Comissão Europeia aprova 1,4 mil milhões de dólares em ajuda à reestruturação do SAS

Corey

A Comissão Europeia aprovou até 1,3 mil milhões de euros (1,4 mil milhões de dólares) em auxílios estatais à reestruturação da Scandinavian Airlines (SAS), a fim de garantir a “viabilidade a longo prazo” da empresa e minimizar as distorções relacionadas com a concorrência no mercado.

A última aprovação

A nova aprovação da Comissão considera o impacto do recente processo de insolvência da transportadora, iniciado em 2022. A transportadora não conseguiu reestruturar eficazmente as suas operações, especialmente à luz do impacto da pandemia de COVID-19.

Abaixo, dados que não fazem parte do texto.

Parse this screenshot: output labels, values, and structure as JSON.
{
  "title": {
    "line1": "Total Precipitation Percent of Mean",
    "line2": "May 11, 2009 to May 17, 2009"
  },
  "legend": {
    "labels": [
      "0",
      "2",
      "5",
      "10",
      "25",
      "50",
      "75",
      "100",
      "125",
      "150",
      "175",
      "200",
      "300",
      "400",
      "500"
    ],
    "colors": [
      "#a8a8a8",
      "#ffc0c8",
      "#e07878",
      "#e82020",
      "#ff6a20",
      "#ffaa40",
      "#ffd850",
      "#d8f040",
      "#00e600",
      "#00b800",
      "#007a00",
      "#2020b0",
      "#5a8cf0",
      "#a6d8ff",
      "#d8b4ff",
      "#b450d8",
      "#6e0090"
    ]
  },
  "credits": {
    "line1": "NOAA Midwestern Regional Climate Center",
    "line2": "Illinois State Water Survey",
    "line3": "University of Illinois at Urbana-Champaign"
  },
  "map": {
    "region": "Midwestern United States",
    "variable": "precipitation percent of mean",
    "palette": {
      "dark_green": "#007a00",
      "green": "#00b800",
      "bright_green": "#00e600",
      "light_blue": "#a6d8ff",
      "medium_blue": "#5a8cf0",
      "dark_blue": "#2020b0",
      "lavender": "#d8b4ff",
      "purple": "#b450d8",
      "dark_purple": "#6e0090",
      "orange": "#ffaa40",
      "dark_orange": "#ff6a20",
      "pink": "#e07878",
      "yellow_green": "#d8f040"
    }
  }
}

Foto: Jake Hardiman | Voo Simples

Em outubro de 2022, a Comissão aprovou uma recapitalização relacionada com a COVID no valor de 833 milhões de euros (900 milhões de dólares). Isto consistiu em medidas de auxílio estatal em que a Dinamarca e a Suécia participaram para ajudar o SAS, dadas as restrições de viagem motivadas pela pandemia. No entanto, o Tribunal Geral (a principal autoridade judicial da União Europeia) anulou esta decisão.

A Comissão tentou mais uma vez reaprovar o reforço financeiro em novembro de 2023. É importante notar que tal não teve qualquer impacto direto, uma vez que o financiamento já foi concedido em 2020.

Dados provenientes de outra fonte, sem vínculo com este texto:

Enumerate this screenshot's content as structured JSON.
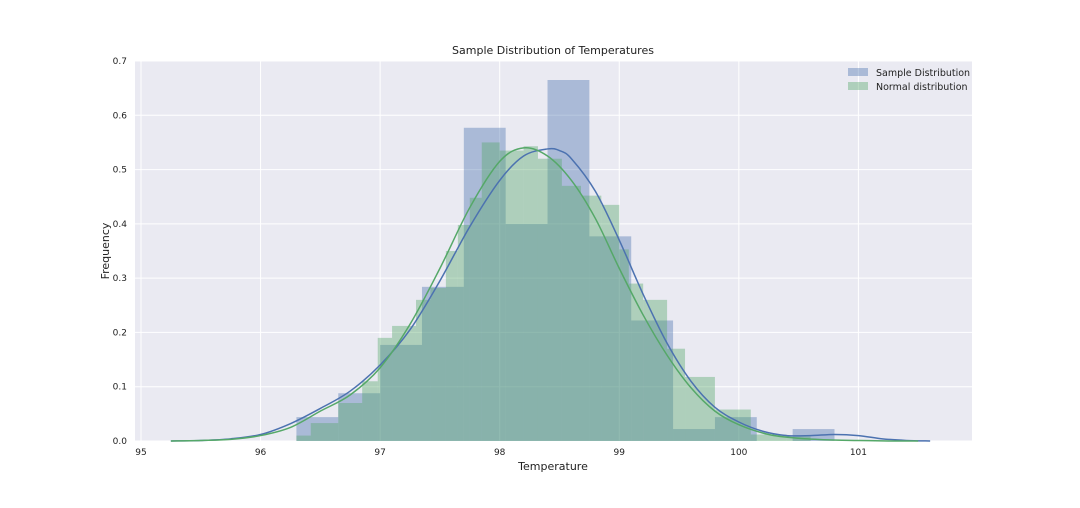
{
  "chart_data": {
    "type": "histogram",
    "title": "Sample Distribution of Temperatures",
    "xlabel": "Temperature",
    "ylabel": "Frequency",
    "xlim": [
      94.95,
      101.95
    ],
    "ylim": [
      0,
      0.7
    ],
    "xticks": [
      95,
      96,
      97,
      98,
      99,
      100,
      101
    ],
    "yticks": [
      0.0,
      0.1,
      0.2,
      0.3,
      0.4,
      0.5,
      0.6,
      0.7
    ],
    "grid": true,
    "legend": {
      "location": "top-right",
      "entries": [
        "Sample Distribution",
        "Normal distribution"
      ]
    },
    "series": [
      {
        "name": "Sample Distribution",
        "color": "#4c72b0",
        "bins": [
          {
            "x0": 96.3,
            "x1": 96.65,
            "y": 0.044
          },
          {
            "x0": 96.65,
            "x1": 97.0,
            "y": 0.088
          },
          {
            "x0": 97.0,
            "x1": 97.35,
            "y": 0.177
          },
          {
            "x0": 97.35,
            "x1": 97.7,
            "y": 0.284
          },
          {
            "x0": 97.7,
            "x1": 98.05,
            "y": 0.577
          },
          {
            "x0": 98.05,
            "x1": 98.4,
            "y": 0.4
          },
          {
            "x0": 98.4,
            "x1": 98.75,
            "y": 0.665
          },
          {
            "x0": 98.75,
            "x1": 99.1,
            "y": 0.377
          },
          {
            "x0": 99.1,
            "x1": 99.45,
            "y": 0.222
          },
          {
            "x0": 99.45,
            "x1": 99.8,
            "y": 0.022
          },
          {
            "x0": 99.8,
            "x1": 100.15,
            "y": 0.044
          },
          {
            "x0": 100.15,
            "x1": 100.45,
            "y": 0.0
          },
          {
            "x0": 100.45,
            "x1": 100.8,
            "y": 0.022
          }
        ],
        "kde": {
          "x": [
            95.25,
            95.5,
            95.75,
            96.0,
            96.25,
            96.5,
            96.75,
            97.0,
            97.25,
            97.5,
            97.75,
            98.0,
            98.2,
            98.4,
            98.5,
            98.6,
            98.8,
            99.0,
            99.2,
            99.4,
            99.6,
            99.8,
            100.0,
            100.2,
            100.4,
            100.6,
            100.8,
            101.0,
            101.2,
            101.4,
            101.6
          ],
          "y": [
            0.0,
            0.001,
            0.004,
            0.012,
            0.032,
            0.06,
            0.092,
            0.14,
            0.205,
            0.295,
            0.395,
            0.48,
            0.525,
            0.538,
            0.535,
            0.52,
            0.46,
            0.37,
            0.27,
            0.18,
            0.11,
            0.062,
            0.035,
            0.018,
            0.01,
            0.01,
            0.012,
            0.01,
            0.004,
            0.001,
            0.0
          ]
        }
      },
      {
        "name": "Normal distribution",
        "color": "#55a868",
        "bins": [
          {
            "x0": 96.3,
            "x1": 96.42,
            "y": 0.01
          },
          {
            "x0": 96.42,
            "x1": 96.65,
            "y": 0.033
          },
          {
            "x0": 96.65,
            "x1": 96.85,
            "y": 0.07
          },
          {
            "x0": 96.85,
            "x1": 96.98,
            "y": 0.11
          },
          {
            "x0": 96.98,
            "x1": 97.1,
            "y": 0.19
          },
          {
            "x0": 97.1,
            "x1": 97.3,
            "y": 0.212
          },
          {
            "x0": 97.3,
            "x1": 97.42,
            "y": 0.26
          },
          {
            "x0": 97.42,
            "x1": 97.55,
            "y": 0.282
          },
          {
            "x0": 97.55,
            "x1": 97.65,
            "y": 0.35
          },
          {
            "x0": 97.65,
            "x1": 97.75,
            "y": 0.398
          },
          {
            "x0": 97.75,
            "x1": 97.85,
            "y": 0.448
          },
          {
            "x0": 97.85,
            "x1": 98.0,
            "y": 0.55
          },
          {
            "x0": 98.0,
            "x1": 98.2,
            "y": 0.535
          },
          {
            "x0": 98.2,
            "x1": 98.32,
            "y": 0.543
          },
          {
            "x0": 98.32,
            "x1": 98.52,
            "y": 0.52
          },
          {
            "x0": 98.52,
            "x1": 98.68,
            "y": 0.47
          },
          {
            "x0": 98.68,
            "x1": 98.85,
            "y": 0.452
          },
          {
            "x0": 98.85,
            "x1": 99.0,
            "y": 0.435
          },
          {
            "x0": 99.0,
            "x1": 99.08,
            "y": 0.353
          },
          {
            "x0": 99.08,
            "x1": 99.2,
            "y": 0.29
          },
          {
            "x0": 99.2,
            "x1": 99.4,
            "y": 0.26
          },
          {
            "x0": 99.4,
            "x1": 99.55,
            "y": 0.17
          },
          {
            "x0": 99.55,
            "x1": 99.8,
            "y": 0.118
          },
          {
            "x0": 99.8,
            "x1": 100.1,
            "y": 0.058
          },
          {
            "x0": 100.1,
            "x1": 100.4,
            "y": 0.012
          },
          {
            "x0": 100.4,
            "x1": 100.6,
            "y": 0.008
          }
        ],
        "kde": {
          "x": [
            95.25,
            95.5,
            95.75,
            96.0,
            96.25,
            96.5,
            96.75,
            97.0,
            97.25,
            97.5,
            97.75,
            98.0,
            98.2,
            98.4,
            98.6,
            98.8,
            99.0,
            99.2,
            99.4,
            99.6,
            99.8,
            100.0,
            100.25,
            100.5,
            100.75,
            101.0,
            101.25,
            101.5
          ],
          "y": [
            0.0,
            0.001,
            0.003,
            0.01,
            0.025,
            0.055,
            0.085,
            0.135,
            0.215,
            0.318,
            0.43,
            0.515,
            0.54,
            0.525,
            0.48,
            0.41,
            0.318,
            0.232,
            0.158,
            0.098,
            0.055,
            0.03,
            0.012,
            0.005,
            0.002,
            0.001,
            0.0,
            0.0
          ]
        }
      }
    ]
  }
}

Bruxelas acredita que o total de 1,3 mil milhões de euros em ajuda – “que é apoiado com nova ajuda da Suécia e da Dinamarca através de vários instrumentos e montantes” é “proporcional”, dado que o SAS está a fazer a sua própria contribuição para o seu plano de reestruturação de 4,1 mil milhões de euros (4,4 mil milhões de dólares), sob a forma de novos capitais próprios e dívida convertível.

Margrethe Vestager, vice-presidente executiva responsável pela política de concorrência da Comissão, afirma:

"A ajuda à reestruturação da SAS aprovada hoje contribuirá para garantir a conectividade aérea de e para a Escandinávia em benefício dos cidadãos europeus. A nossa avaliação mostrou que o plano de reestruturação da SAS irá garantir a sua viabilidade a longo prazo.

Mais leitura:Tribunal de Falências dos EUA aprova plano de reestruturação do SAS

SAS ressurgirá menor

Associadas ao auxílio estatal estão várias condições que podem significar que o SAS tenha de limitar o seu crescimento. Vestager explica:

“Para limitar quaisquer possíveis distorções desencadeadas pelo apoio público, a SAS reduzirá a sua presença nas atividades globais de transporte aéreo através, entre outras, de uma frota reduzida, de operações limitadas de assistência em terra e de manutenção, bem como da libertação de vários slots.”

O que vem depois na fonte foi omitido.